I feel like there's this transition going on within me...

before, I was a hound. I wanted have sex with women I wasn't even attracted to. It was like Quagmire from Family guy "hello breast, legs, and ass." heh
I'd put her on a pedestal while made myself the jester trying to impress her ass. And... the thing is...

I'd though that was normal, that's this how guys meet women and go on dates and win their hearts. man you kidding me. I use think that If i make myself look like a foolish man that she's on a pedestal that she eventually love me because I made myself look so foolish... just for her, she'd laugh at my expense. WOW! good thinking huh?

Well for a while now, for a long while, I've been in some weird gray zone and I'd don't really know what's up with it.

I'm not a hound anymore and I'm so glad about that, I only want women that I'm really genuinely attracted too. I don't go out for the main purpose of looking for some ass. I go out for me first. To have fun, etc.

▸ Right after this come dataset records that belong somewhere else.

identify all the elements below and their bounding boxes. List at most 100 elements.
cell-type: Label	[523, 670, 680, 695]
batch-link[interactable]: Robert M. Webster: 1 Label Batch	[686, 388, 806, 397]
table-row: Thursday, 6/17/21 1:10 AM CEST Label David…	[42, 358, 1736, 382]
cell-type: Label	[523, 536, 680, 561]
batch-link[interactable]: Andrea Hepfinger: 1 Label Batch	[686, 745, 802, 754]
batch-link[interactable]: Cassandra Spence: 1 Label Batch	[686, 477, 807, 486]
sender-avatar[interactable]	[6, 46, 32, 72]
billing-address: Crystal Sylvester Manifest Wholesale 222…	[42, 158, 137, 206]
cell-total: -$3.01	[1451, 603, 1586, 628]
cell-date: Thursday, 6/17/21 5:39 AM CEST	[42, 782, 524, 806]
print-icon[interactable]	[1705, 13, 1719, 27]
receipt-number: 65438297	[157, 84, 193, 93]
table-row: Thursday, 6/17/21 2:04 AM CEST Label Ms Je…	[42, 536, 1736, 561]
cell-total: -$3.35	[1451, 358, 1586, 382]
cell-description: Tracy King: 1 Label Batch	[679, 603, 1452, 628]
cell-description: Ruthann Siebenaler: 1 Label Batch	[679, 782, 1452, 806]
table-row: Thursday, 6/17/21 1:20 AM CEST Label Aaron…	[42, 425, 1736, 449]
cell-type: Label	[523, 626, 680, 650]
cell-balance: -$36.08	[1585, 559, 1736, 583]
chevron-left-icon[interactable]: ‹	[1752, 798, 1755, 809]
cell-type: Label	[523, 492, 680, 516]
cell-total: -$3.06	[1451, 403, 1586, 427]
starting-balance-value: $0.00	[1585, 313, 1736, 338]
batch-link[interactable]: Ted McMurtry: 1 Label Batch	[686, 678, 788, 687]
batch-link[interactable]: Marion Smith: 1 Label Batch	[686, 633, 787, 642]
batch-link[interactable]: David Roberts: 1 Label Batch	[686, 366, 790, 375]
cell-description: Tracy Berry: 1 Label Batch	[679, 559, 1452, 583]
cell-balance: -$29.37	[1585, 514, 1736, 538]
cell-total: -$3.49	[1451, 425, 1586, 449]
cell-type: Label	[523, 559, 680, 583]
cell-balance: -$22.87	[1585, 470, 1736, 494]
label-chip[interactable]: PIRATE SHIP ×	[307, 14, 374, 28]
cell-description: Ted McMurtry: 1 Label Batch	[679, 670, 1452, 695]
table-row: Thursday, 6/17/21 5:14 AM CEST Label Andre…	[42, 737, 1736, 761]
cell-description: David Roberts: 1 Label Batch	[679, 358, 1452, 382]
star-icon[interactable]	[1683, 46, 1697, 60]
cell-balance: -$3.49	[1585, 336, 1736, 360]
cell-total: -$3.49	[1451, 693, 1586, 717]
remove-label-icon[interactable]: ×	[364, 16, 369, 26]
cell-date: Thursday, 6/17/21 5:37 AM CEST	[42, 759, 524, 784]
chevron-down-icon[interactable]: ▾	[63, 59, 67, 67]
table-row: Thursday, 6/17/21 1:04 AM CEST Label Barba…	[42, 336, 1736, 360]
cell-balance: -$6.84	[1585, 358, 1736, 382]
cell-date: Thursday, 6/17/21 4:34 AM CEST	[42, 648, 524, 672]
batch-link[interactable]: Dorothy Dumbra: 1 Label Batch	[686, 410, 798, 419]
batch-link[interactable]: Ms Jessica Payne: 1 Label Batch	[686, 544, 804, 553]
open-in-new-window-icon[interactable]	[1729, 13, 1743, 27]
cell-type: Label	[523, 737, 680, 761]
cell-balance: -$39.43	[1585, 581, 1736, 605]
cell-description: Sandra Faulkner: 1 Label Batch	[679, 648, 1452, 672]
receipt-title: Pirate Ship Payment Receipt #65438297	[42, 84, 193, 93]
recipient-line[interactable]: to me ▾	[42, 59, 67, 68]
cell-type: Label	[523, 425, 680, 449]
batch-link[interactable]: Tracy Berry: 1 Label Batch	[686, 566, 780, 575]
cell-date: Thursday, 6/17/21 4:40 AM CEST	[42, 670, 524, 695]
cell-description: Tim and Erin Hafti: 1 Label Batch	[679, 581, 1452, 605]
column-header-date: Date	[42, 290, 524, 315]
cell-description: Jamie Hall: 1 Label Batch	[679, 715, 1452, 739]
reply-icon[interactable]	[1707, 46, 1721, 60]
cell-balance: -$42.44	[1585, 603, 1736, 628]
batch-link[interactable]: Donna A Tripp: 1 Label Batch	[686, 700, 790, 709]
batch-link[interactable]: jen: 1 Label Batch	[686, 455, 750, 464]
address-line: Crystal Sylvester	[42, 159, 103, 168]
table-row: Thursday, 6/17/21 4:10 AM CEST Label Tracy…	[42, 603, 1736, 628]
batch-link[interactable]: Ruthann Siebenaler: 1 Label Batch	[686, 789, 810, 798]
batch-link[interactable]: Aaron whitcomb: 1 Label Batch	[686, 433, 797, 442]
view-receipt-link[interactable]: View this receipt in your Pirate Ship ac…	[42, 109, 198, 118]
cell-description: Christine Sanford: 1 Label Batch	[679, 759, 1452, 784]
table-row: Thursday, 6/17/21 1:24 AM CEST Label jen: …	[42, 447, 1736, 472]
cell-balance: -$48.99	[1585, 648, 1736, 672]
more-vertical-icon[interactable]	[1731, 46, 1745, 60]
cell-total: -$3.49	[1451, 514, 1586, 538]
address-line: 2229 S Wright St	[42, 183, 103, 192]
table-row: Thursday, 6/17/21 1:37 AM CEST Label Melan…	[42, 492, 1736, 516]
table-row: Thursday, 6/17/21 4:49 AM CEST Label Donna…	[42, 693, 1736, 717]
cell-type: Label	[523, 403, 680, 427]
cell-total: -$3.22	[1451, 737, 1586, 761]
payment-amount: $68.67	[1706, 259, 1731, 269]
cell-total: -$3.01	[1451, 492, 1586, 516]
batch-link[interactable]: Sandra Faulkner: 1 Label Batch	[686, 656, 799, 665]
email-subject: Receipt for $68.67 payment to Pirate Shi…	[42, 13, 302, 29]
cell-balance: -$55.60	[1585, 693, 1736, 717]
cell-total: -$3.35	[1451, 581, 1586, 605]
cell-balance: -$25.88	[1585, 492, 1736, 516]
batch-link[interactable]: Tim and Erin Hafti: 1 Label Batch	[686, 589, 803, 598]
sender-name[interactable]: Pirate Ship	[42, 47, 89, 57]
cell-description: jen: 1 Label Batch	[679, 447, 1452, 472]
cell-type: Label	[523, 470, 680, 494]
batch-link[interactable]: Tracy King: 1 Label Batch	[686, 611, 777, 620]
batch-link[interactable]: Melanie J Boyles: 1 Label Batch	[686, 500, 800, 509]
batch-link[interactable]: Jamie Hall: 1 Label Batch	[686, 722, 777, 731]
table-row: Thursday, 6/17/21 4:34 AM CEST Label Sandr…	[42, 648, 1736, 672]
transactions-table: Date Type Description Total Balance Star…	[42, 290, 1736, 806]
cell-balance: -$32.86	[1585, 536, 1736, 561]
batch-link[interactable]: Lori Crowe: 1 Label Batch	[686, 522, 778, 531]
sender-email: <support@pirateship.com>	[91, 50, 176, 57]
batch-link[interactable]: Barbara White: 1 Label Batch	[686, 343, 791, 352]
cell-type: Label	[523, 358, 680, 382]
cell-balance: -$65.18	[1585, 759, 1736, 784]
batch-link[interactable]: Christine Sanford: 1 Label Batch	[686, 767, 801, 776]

It's a new thing, leaving the old habits, realizing they aint worth shit, they don't work at all. Leaving the old habits and looking for new habits, being in that gray zone, I felt I needed a new way to be with women. And it's was all on me. I had to give myself DIRECTION. I PAINTED MY OWN WORLD. I MAKE THINGS AS I'D LIKE THEM TO BE. It's MY LIFE.

I'm walking in an open plaza, a mall, a street, downtown... where women are around, they can feel me, A Man of direction, A Man who knows his shit. And Knows how to get them where they really want to be. Now it's up to me to do it. To Take Action.